Every Digital Person can see you, hear you, respond to your emotions, and has an inner emotional state. This is their base behavior. With Real-Time Gesturing enabled your Digital Person analyzes what it’s saying via Natural Language Processing, and adds emotionally appropriate gesturing and behavior to their speech in real-time.

Real-Time Gesturing is a powerful tool for conversation writers and designers. The words they write bring the digital person’s behavior to life. For example, if a Digital Person’s conversation is sad in tone, their behavior will autonomously express sadness and concern.

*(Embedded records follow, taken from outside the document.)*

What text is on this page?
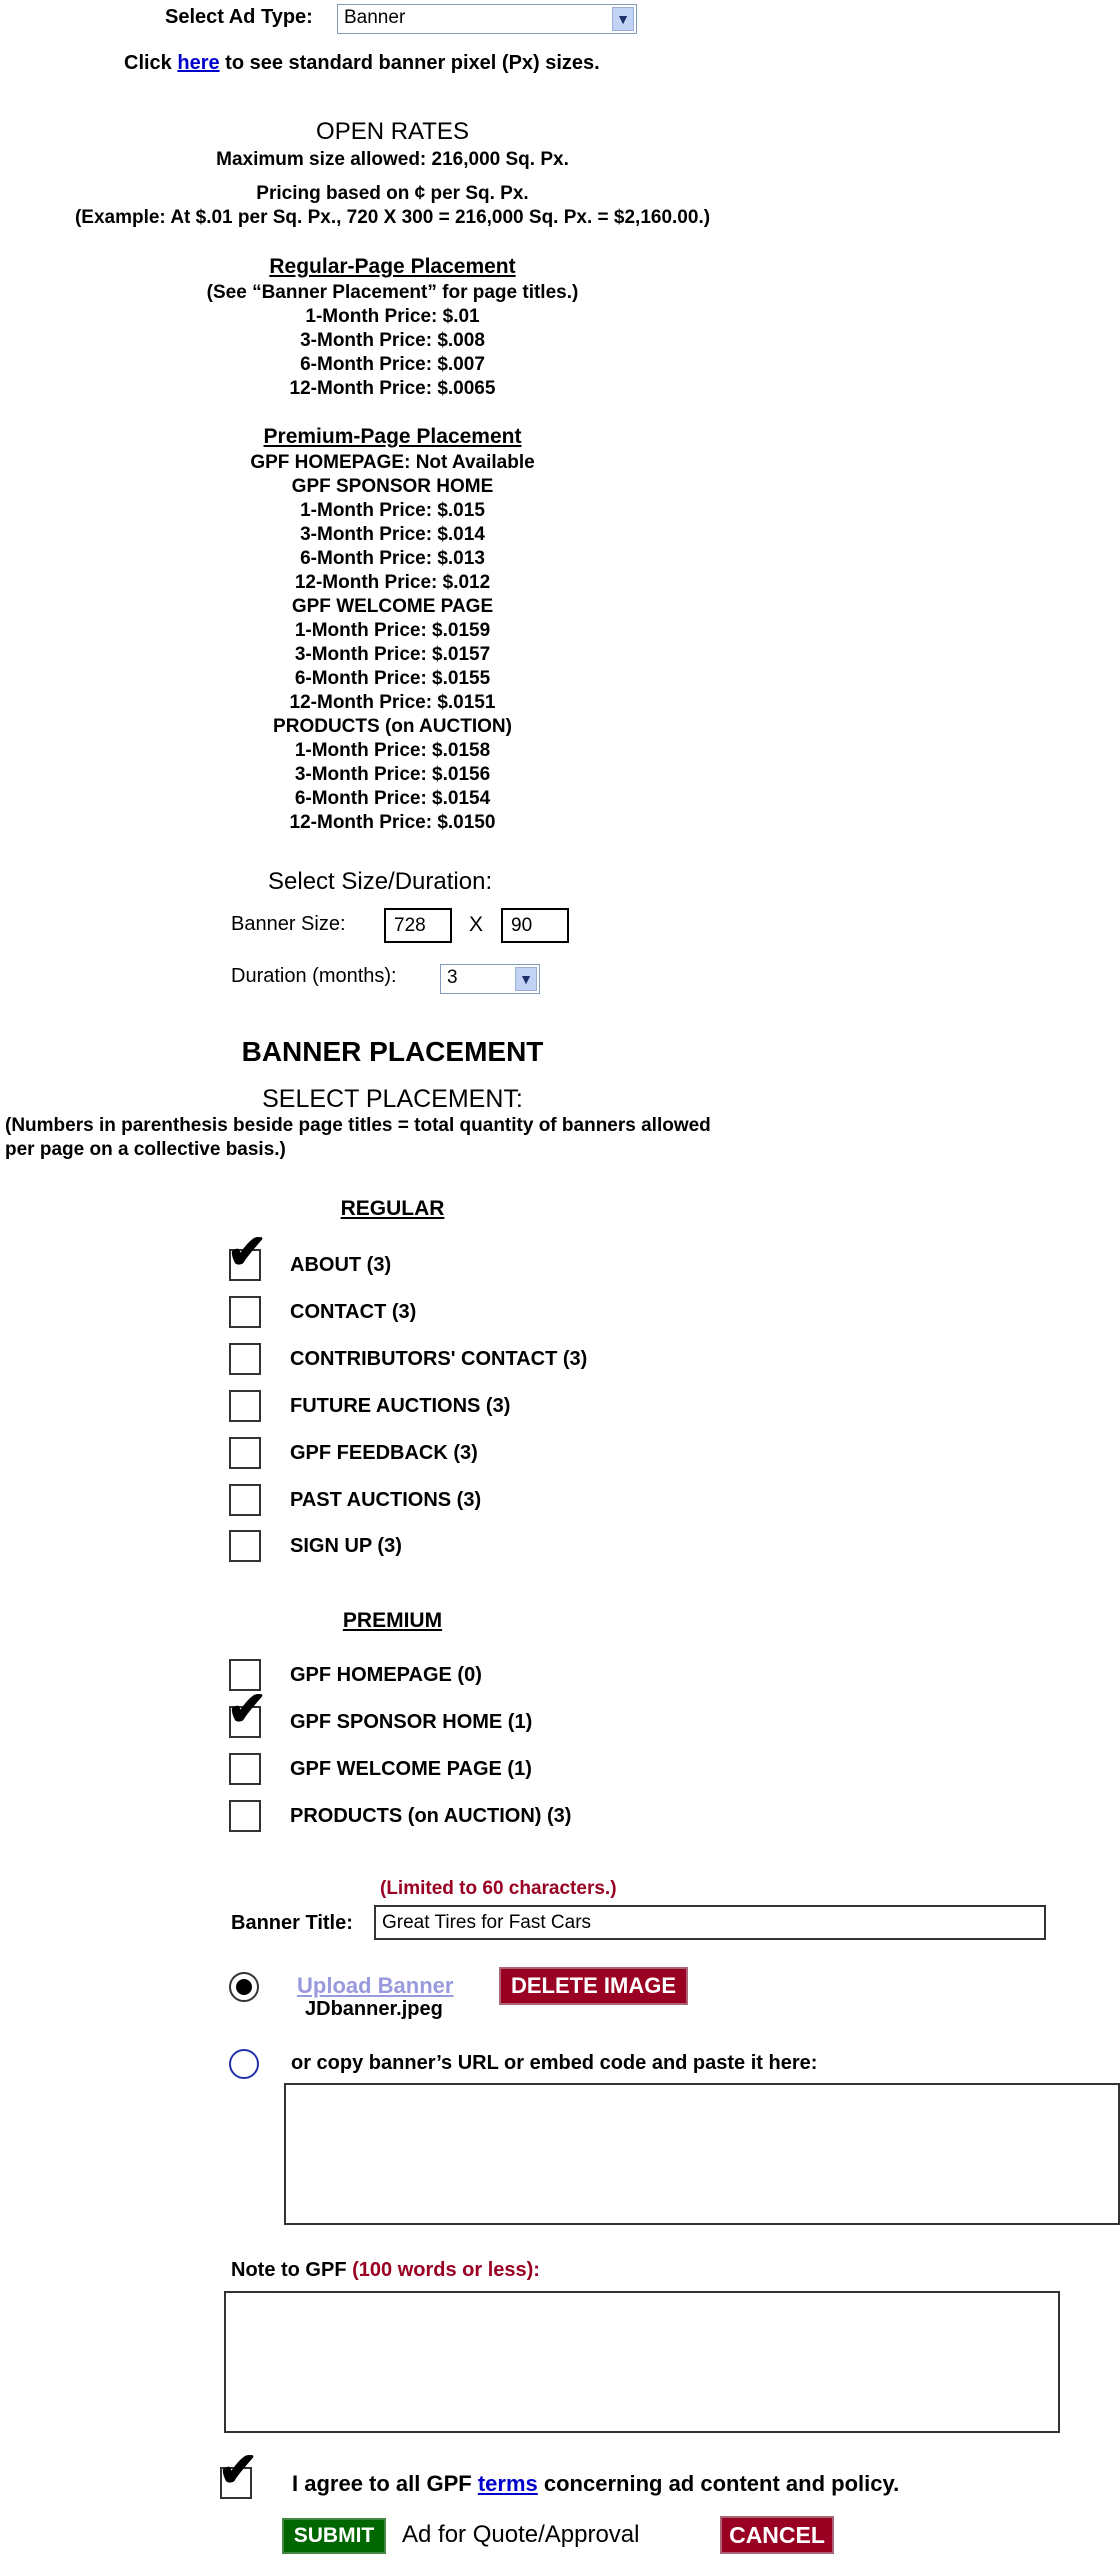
Select Ad Type:	Banner	▼
Click here to see standard banner pixel (Px) sizes.
OPEN RATES
Maximum size allowed: 216,000 Sq. Px.
Pricing based on ¢ per Sq. Px.
(Example: At $.01 per Sq. Px., 720 X 300 = 216,000 Sq. Px. = $2,160.00.)
Regular-Page Placement
(See “Banner Placement” for page titles.)
1-Month Price: $.01
3-Month Price: $.008
6-Month Price: $.007
12-Month Price: $.0065
Premium-Page Placement
GPF HOMEPAGE: Not Available
GPF SPONSOR HOME
1-Month Price: $.015
3-Month Price: $.014
6-Month Price: $.013
12-Month Price: $.012
GPF WELCOME PAGE
1-Month Price: $.0159
3-Month Price: $.0157
6-Month Price: $.0155
12-Month Price: $.0151
PRODUCTS (on AUCTION)
1-Month Price: $.0158
3-Month Price: $.0156
6-Month Price: $.0154
12-Month Price: $.0150
Select Size/Duration:
Banner Size:	728	X	90
Duration (months):	3	▼
BANNER PLACEMENT
SELECT PLACEMENT:
(Numbers in parenthesis beside page titles = total quantity of banners allowed
per page on a collective basis.)
REGULAR
✔ ABOUT (3)
CONTACT (3)
CONTRIBUTORS' CONTACT (3)
FUTURE AUCTIONS (3)
GPF FEEDBACK (3)
PAST AUCTIONS (3)
SIGN UP (3)
PREMIUM
GPF HOMEPAGE (0)
✔ GPF SPONSOR HOME (1)
GPF WELCOME PAGE (1)
PRODUCTS (on AUCTION) (3)
(Limited to 60 characters.)
Banner Title:	Great Tires for Fast Cars
Upload Banner	DELETE IMAGE
JDbanner.jpeg
or copy banner’s URL or embed code and paste it here:
Note to GPF (100 words or less):
✔ I agree to all GPF terms concerning ad content and policy.
SUBMIT	Ad for Quote/Approval	CANCEL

If they are talking about something surprising and delightful, their behavior will express surprise and happiness.

Real-Time Gesturing is a prerequisite for the Behavior Style feature.

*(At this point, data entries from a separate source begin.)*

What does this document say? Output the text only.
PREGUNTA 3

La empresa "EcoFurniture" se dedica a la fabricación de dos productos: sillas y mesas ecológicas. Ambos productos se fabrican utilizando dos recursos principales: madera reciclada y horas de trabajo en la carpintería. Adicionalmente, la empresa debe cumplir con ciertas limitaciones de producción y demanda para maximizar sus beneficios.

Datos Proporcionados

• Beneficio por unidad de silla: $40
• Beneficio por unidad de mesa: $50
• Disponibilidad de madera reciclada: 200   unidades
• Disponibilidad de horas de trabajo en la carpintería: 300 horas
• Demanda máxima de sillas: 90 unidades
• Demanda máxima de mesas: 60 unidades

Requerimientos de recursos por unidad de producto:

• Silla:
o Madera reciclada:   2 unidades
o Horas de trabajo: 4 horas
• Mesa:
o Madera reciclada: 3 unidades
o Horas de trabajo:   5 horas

Components of Real-time Gesturing

Mood and inner state

The digital person will always return to their base mood, but with Real-Time Gesturing enabled is affected from moment to moment by the content of what the digital person is saying themselves, and the signals they are picking up from the user and the environment.

Emotional gestures

Emotional gestures are the facial expressions the Digital Person performs in accordance with the emotional content of the text they’re speaking. This may include smiles, frowns, concerned expressions and head tilts, and so on. These are associated with the emotional tone of the text being delivered.

Symbolic gestures

Symbolic gestures are gestures that relate closely in meaning to some word or phrase being spoken by the Digital Person. For example, a gesture in which the Person opens their arms out wide when they’re speaking a phrase such as “everybody” or “all of them.” These may vary in the degree to which the gesture and the phrase are semantically tied in meaning-- some might be very tightly linked (think a ‘thumbs up’ gesture in English with the phrase ‘nice work!’ or ‘good job!’) while others may be much more loosely associated (e.g. a ‘smile shrug’ gesture with words like ‘wonderful’ or ‘warmth’).

Beat gestures

Beat gestures are gestures that convey neither meaning nor emotion, but rather are the natural gestures produced in alignment with the rhythm or cadence of speech. Think of someone delivering a short speech and holding their arm slightly out, “beating” on each emphasized word. Or in more informal, day-to-day communication, the way one’s arms or shoulders might just move rhythmically in sync with what we’re saying, without having any real tie to the meaning or emotion of what we’re communicating.

Head & Lip Sync

Lip sync refers to the animations that drive the movement of the Digital Person’s mouth, lips, and related facial muscles when speaking. This is aligned with the text-to-speech audio and phonemes as realistically as possible. Head sync refers to the movement of the Digital Person’s head in alignment with the audio to create realistic motion through the neck and head.

Empathetic Reaction to the User

The digital person also analyses the emotional content of the words the user is saying, and the expressions on their face, and produces a facial expression in reaction. Each behavior style has its own, behavior-appropriate reactive style. Please note: Reacting to User Speech is only available in Human OS 2.3+

Reacting to On Screen Content

When onscreen content is used with Digital People running Human OS 2.2+, the Digital Person will direct their gaze towards it, draw the user’s attention, and gesture towards it with their hand and arm it if the frame and screen layout allow.

The Real-Time Gesturing feature is available in a Soul Machines Digital Person running Human OS 2.0+ for English, Human OS 2.3+ for Japanese, and Human OS 2.4+ for Korean.
Human OS 2-2.2 includes shoulder gesturing, and Human OS 2.2+ includes full hand and arm gestures.
You can temporarily override Real-Time Gesturing for specific sentences or words spoken by your Digital Person via the Behavior Tags feature.
- You can use the behavior tags to override the autonomous behavior with something more appropriate to your use-case. For example, you might want to add brand and product related words to Smiling Gesture (Word-Based).
- You can also use Neutral Long (Sentence-Based) and Neutral Short (Word-Based) to define sentences and words that will temporarily deactivate the real-time gesturing entirely.